Dalam dunia Yunani, istilah ini dikaitkan dengan topeng wajah, yang dikenakan seorang aktor tetater. Seorang aktor teater sedang mementaskan drama. Melalui topeng ia sedang memerankan tokoh atau figur tertentu. Seseorang disebut aktor karena ia tidak sedang menjadi diri sendiri, tetapi justru karena harus memerankan karakter lain. Sedapat mungkin peran itu dilakoni dengan persis, agar penonton terhibur, seolah-olah sedang menyaksikan figur asli. Seorang aktor berhasil ketika ia melakoni perannya sedemikian sehingga penonton menjadi ‘terkecoh’, terpukau oleh aksinya.

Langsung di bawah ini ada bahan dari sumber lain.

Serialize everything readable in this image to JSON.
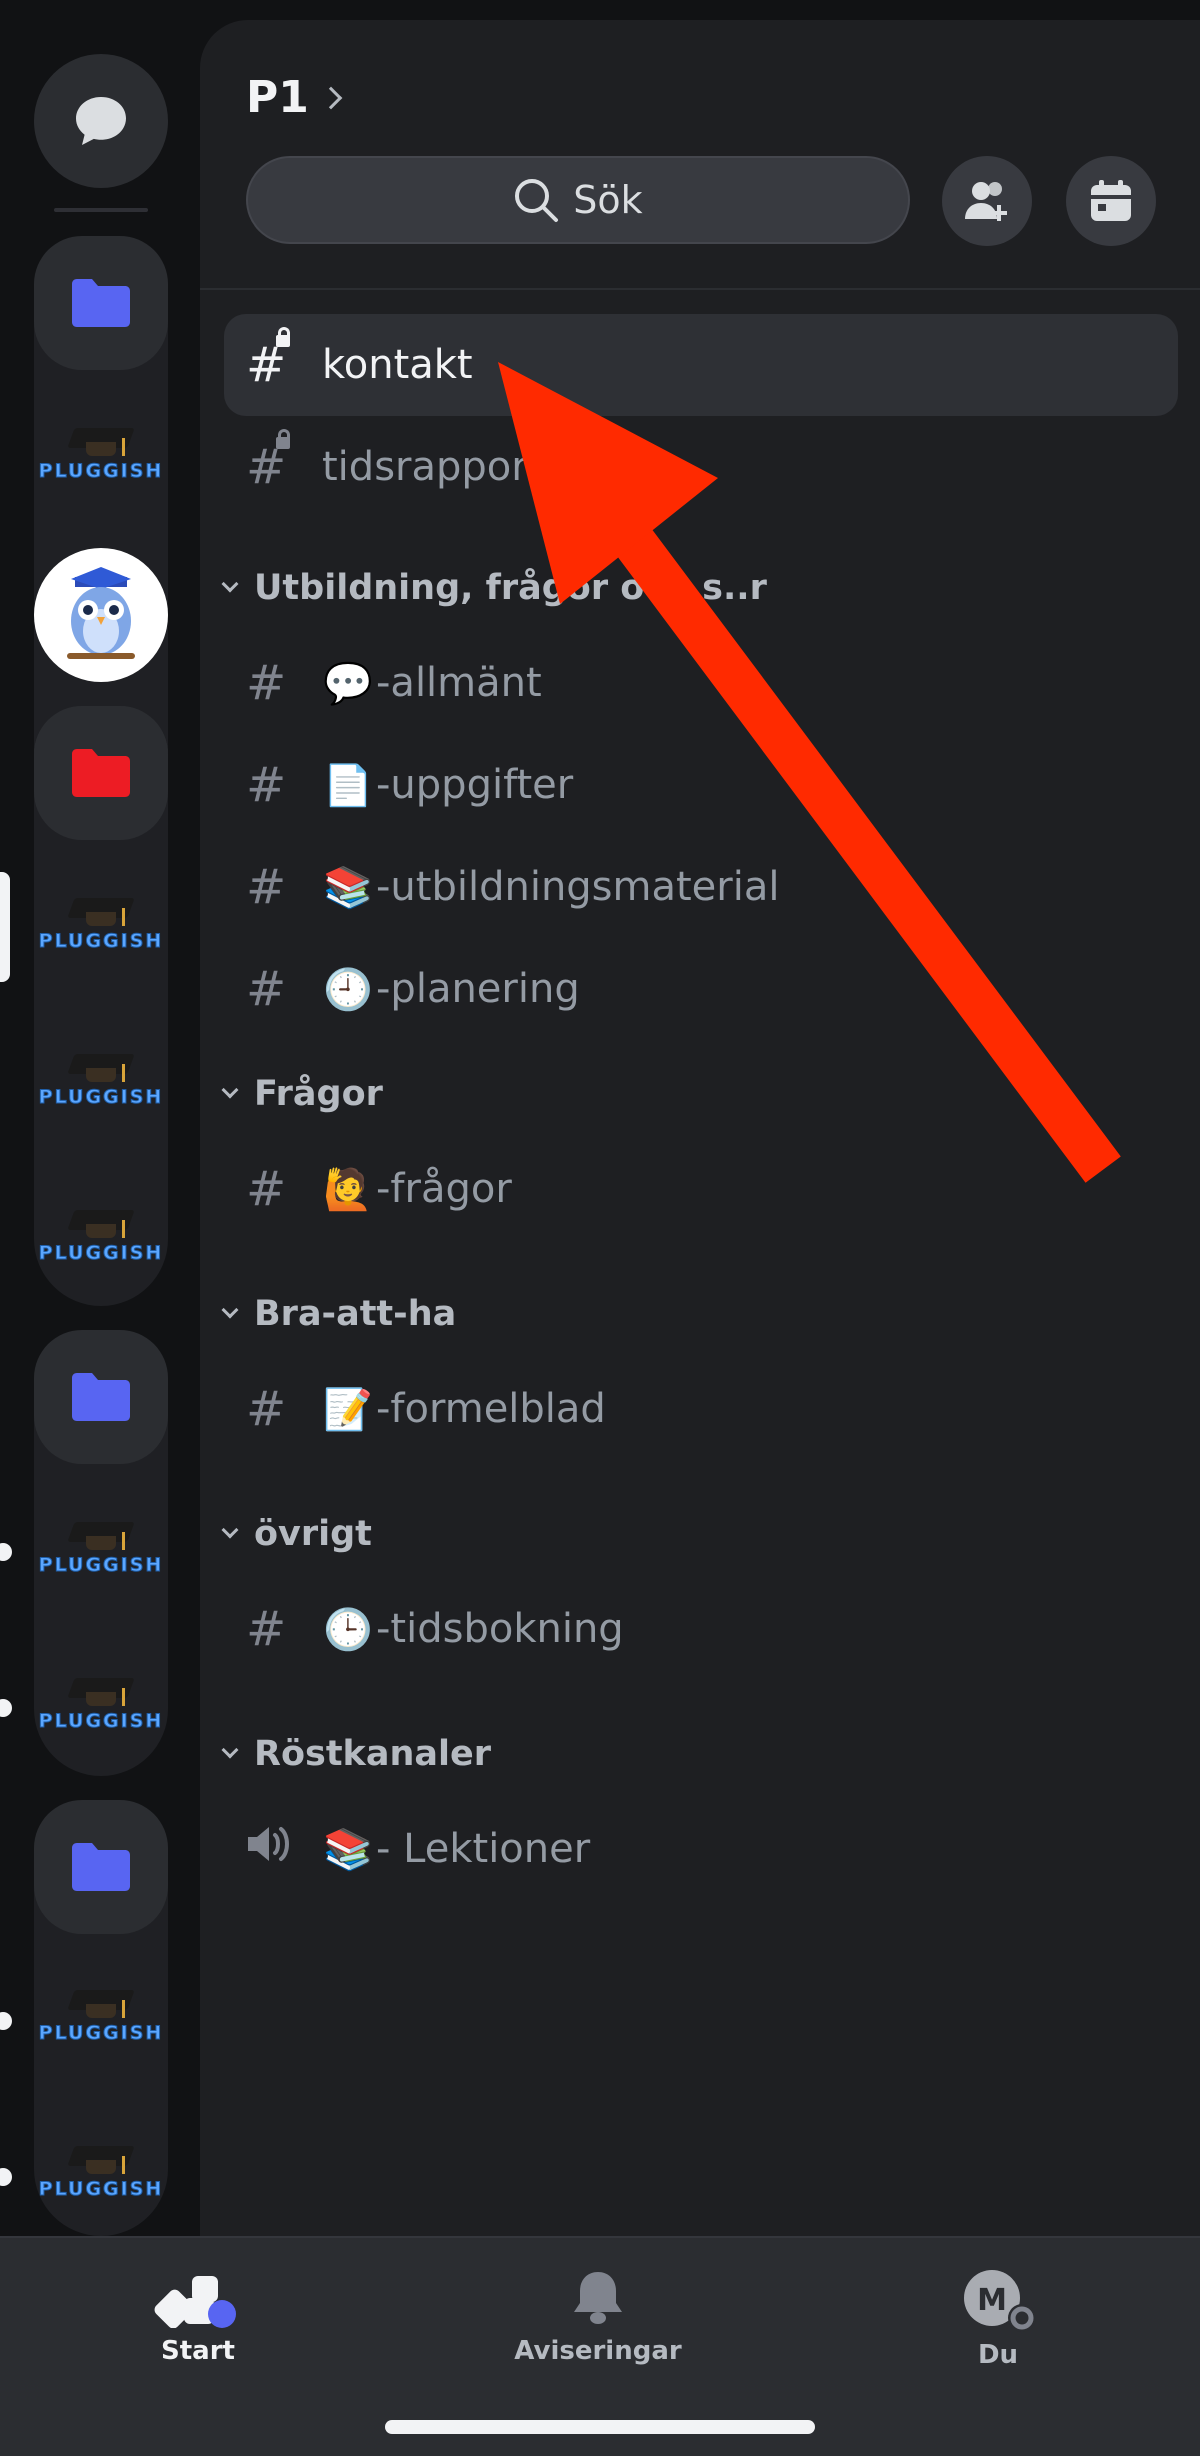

Sebuah topeng wajah perlu diberi dekorasi berupa lelucon yang menarik, atau sebaliknya figur setan dan hantu yang menakutkan. Misalnya lukisan wajah hewan tertentu dalam dunia mitologi atau dongeng. Tentu saja peran aktor belum terwakili dengan topeng wajah. Untuk lebih meyakinkan penonton, ia juga perlu menirukan suara dan melakukan gerak tubuh mirip seorang tokoh atau figur. Dengan demikian atraksi drama dimungkinkan tidak hanya dari wajah tetapi juga gerak lidah dan nada suara yang menjadikannya lebih memukau dan menarik. Apa yang tampak dari aktor drama pada dasarnya adalah pancaran dari keterampilan memilih trik-trik gerak dan suara yang tepat.
Halloween: Malam Para Kudus. Di Eropa dikenal sebuah tradisi kuno yang disebut Halloween, yaitu sebuah pesta kostum yang identik dengan penyamaran dengan kostum seram. Festival tradisional yang jatuh pada 31 Oktober (atau berlangsung sepanjang Okotber) ini merayakan suatu malam di mana diyakini bahwa para makhluk gaib pergi mengembara dan dapat ditiru atau dihindari oleh manusia pengembara. Sejak sekitar abad ke-18, tradisi ‘meniru roh-roh ganas’ mengarah pada permainan lelucon di dataran tinggi Skotlandia dan Irlandia.
Tradisi kuno ini dikenal juga sebagai trick or treating (menipu atau mengobati).Tradisi yang jatuh pada akhir musim panas ini oleh orang Kristen Barat diadopsi dan dirayakan sebagai Hari Raya semua orang Kudus (All–Hallows’Day) yang jatuh pada 1 November – tetapi sudah dimulai pada 31 Oktober petang hari. Kata Halloween terbentuk dari kata “Hallows” yang berarti para kudus, dan “een” (dari kata evening) yang mengandung arti malam vigili. Jadi Halloween berarti malam para Kudus. Sebagai perayaan Kristen, malam para kudus ini mengingatkan kita akan malam Natal maupun malam Paskah: malam menantikan kelahiran Sang Juru Selamat, dan malam menantikan kemenangan Kristus atas kuasa maut.
Tentu ini sebuah ironi: Ketika alam memulai musim dingin sebagai paruh paling gelap dalam tahun, orang Kristen justru memaknainya sebagai hari kudus: Diyakini bahwa orang-orang kudus adalah mereka yang telah berjuang melepas topeng kepalsuan, dan sekarang berjaya dengan wajah baru di hadapan sang Pencipta. Ketika dunia mengalami masa gelap dalam putaran musim yang sementara, manusia merindukan wajah sang Terang abadi.
Dalam penanggalan Liturgi Katolik, tanggal 2 November umat mendoakan keselamatan jiwa kaum beriman. Demikianlah wajah maut tidak lagi menjadi sesuatu yang menakutkan bagi orang beriman Kristen, sebab sengat maut telah dikalahkan oleh Sang Terang Kehidupan. Segala yang menakutkan di wajah bumi ini akan menjadi baru karena kelak saatnya kita mengalami ‘visio beatifica’, yaitu memandang wajah Allah dari muka ke muka.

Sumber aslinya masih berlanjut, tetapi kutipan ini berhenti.